With such a strong, collective cultural endorsement in media, film, advertisement, and music, in which it appears as though everyone else is participating in sexuality without any thought for God and His intentions, many people have obtained their frosting any way possible. However, people are forgetting something in the midst of all of this: if what the culture says about frosting is true, then everyone who is engaged in the pursuit of the “frosting world” should be skipping down the street laughing. If frosting in any form is fulfilling, then prostitutes should be the happiest people on earth, right next to the mafia guy with a hooker on each arm. Similarly, the young woman who has just given herself away to a young man should be skipping down the street, her head thrown back, eyes sparkling, and laughter coming out of the deepest part of her spirit—in spite of the fact that he left her the next morning.
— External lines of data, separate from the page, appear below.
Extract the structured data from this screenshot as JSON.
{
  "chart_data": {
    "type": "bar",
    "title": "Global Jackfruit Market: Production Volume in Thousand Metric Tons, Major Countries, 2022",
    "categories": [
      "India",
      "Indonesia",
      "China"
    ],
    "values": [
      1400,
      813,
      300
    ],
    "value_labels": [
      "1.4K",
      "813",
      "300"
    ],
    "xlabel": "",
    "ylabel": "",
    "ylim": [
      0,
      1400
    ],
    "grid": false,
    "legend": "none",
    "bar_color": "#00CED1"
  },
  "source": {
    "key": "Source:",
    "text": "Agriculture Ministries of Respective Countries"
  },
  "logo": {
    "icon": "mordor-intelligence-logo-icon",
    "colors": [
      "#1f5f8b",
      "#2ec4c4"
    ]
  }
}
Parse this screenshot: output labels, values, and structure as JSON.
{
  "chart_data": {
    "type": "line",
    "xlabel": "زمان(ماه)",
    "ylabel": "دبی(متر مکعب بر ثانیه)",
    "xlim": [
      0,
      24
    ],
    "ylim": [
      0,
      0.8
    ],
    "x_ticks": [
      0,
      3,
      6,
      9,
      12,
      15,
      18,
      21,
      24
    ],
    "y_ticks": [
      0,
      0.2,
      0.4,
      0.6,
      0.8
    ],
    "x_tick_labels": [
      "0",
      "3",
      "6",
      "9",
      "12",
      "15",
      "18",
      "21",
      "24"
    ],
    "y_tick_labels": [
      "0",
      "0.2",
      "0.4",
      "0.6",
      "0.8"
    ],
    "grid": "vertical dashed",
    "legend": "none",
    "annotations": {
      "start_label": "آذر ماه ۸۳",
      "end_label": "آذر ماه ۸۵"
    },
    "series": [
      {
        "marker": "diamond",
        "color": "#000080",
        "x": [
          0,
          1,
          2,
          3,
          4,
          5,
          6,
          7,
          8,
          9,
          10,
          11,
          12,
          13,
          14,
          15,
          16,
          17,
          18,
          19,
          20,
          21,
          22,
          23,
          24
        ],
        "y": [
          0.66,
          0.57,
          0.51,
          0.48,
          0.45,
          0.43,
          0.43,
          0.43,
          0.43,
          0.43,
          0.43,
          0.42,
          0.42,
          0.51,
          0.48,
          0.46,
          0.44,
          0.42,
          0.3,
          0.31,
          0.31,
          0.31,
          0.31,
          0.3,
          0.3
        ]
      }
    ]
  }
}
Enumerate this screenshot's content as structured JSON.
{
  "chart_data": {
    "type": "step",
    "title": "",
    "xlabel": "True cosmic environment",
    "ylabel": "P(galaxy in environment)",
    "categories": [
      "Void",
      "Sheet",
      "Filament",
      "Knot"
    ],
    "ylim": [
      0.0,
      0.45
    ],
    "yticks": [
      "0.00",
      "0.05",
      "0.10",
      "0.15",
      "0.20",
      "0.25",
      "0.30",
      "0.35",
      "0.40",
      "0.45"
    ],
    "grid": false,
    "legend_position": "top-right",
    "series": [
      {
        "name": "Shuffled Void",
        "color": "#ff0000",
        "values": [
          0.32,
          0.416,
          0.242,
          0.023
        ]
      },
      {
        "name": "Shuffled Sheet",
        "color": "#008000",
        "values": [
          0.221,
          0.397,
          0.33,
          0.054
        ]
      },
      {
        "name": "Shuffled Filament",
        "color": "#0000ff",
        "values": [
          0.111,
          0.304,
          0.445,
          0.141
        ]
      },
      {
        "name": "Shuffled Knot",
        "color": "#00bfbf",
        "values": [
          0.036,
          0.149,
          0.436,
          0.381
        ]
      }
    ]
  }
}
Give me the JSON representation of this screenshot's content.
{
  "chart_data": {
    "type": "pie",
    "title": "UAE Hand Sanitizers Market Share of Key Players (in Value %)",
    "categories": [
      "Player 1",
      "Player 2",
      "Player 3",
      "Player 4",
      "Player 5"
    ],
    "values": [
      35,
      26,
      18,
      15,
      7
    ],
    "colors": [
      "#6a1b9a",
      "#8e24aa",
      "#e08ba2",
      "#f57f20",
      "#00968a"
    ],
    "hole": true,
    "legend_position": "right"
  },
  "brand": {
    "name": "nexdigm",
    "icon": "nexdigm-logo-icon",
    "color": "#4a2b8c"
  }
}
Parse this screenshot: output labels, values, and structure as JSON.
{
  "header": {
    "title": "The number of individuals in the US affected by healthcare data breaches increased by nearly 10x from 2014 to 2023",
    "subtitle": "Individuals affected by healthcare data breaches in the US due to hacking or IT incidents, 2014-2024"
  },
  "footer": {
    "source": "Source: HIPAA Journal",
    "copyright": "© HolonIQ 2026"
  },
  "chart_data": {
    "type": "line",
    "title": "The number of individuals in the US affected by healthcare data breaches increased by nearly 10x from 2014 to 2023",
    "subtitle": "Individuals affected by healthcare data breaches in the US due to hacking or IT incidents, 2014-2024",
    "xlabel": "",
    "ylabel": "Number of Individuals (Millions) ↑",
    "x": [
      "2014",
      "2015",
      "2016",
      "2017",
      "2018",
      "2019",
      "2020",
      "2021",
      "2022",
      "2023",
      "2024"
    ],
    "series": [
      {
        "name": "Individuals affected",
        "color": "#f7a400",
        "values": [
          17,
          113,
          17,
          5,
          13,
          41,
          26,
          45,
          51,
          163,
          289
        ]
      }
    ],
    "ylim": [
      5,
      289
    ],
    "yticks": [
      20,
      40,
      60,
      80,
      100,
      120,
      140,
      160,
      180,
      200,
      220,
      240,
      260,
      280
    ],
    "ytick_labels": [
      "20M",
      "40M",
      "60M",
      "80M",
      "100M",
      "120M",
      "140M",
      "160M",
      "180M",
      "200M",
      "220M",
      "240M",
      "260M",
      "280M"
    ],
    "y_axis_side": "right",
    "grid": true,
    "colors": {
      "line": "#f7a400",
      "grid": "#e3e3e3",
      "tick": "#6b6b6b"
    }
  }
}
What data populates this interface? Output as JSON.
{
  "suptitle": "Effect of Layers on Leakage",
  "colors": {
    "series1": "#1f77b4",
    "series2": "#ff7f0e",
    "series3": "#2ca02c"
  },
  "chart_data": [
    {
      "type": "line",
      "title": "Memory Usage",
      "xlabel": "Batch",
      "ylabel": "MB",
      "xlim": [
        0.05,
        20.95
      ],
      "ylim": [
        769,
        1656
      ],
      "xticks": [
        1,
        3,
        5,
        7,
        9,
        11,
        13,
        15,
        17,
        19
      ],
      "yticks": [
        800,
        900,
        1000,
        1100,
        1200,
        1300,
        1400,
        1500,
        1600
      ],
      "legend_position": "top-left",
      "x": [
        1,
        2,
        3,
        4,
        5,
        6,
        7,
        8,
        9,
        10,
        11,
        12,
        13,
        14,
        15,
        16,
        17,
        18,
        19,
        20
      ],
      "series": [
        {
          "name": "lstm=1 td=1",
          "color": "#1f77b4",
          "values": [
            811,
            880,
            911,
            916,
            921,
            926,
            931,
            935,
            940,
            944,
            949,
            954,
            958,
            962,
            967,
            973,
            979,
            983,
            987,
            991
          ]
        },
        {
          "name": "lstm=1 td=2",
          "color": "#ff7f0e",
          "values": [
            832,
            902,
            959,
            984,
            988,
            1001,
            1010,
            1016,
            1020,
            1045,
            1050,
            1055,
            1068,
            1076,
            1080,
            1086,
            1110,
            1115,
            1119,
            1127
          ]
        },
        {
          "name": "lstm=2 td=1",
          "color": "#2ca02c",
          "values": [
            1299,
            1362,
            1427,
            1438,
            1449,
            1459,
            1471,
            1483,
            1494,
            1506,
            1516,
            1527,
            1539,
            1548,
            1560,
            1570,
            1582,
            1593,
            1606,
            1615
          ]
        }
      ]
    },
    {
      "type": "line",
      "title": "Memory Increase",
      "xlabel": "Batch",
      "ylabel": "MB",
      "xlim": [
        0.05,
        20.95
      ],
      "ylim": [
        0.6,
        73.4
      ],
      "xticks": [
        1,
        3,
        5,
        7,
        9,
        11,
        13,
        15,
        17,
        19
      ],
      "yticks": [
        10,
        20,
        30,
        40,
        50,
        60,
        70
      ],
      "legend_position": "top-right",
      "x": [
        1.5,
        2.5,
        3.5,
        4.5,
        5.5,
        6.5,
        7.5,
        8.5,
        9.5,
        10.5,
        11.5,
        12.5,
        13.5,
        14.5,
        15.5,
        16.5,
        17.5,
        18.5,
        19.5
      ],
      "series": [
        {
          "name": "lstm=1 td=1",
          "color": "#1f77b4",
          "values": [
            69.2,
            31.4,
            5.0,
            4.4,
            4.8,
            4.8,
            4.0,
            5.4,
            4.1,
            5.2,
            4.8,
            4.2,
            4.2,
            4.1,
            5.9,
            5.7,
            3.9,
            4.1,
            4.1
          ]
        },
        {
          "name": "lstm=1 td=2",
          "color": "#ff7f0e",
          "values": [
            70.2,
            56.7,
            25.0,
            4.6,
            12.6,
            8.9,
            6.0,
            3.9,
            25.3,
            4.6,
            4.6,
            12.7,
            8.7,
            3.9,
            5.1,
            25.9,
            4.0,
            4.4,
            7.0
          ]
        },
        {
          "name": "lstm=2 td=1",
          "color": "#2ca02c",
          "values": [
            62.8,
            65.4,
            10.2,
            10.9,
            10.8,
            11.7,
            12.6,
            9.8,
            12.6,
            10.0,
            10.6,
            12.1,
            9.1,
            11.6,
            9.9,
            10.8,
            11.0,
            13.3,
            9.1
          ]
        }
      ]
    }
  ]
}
Across the continents we should hear the same story over and over again from women: “I don’t need permanence and security. I can be as unattached as the young men in this culture are. I don’t need promises and commitment. I gave myself to him, and he left…ha, ha ha. I don’t care if men leave me. I gave myself away to another man and he left, too. It’s no big deal. I’m getting frosting. That’s all that really matters to me.”  

 

He did not design men and women to limp from one disappointing relationship or sexual encounter to another, trying to find the magical formula or person who will fulfill the cultural promise that sex is the central experience of life.

 

In reality, the young woman is not laughing or skipping, nor are her eyes sparkling. Instead, she, along with the rest of her generation, is on hold waiting for an appointment at the offices of psychologists, counselors, and psychiatrists. She is making appointments with her pastor and picking up anti-depressant prescriptions at pharmacies as she struggles to recover the broken pieces of her life. She is not laughing, because God did not design women to market sexuality in order to be loved. He did not design men and women to limp from one disappointing relationship or sexual encounter to another, trying to find the magical formula or person who will fulfill the cultural promise that sex is the central experience of life. As a result, fulfillment is never found, and all that remains in the wake of those sexual experiences is pain, confusion, and devastation. I teach at churches, men’s and women’s retreats, conferences, and discipleship schools, and time after time I hear the same story told in countless different ways: “I bought the lie. I chased my fantasy. I slept with my boyfriend. I had an affair. I used sex to get love. I was abused. I manipulated love to get sex.” The end result is always the same, “It has just about destroyed my whole life.” 

 

Thankfully, we are continually seeing broken lives healed and restored by God as we preach His truth about sexuality and relationships.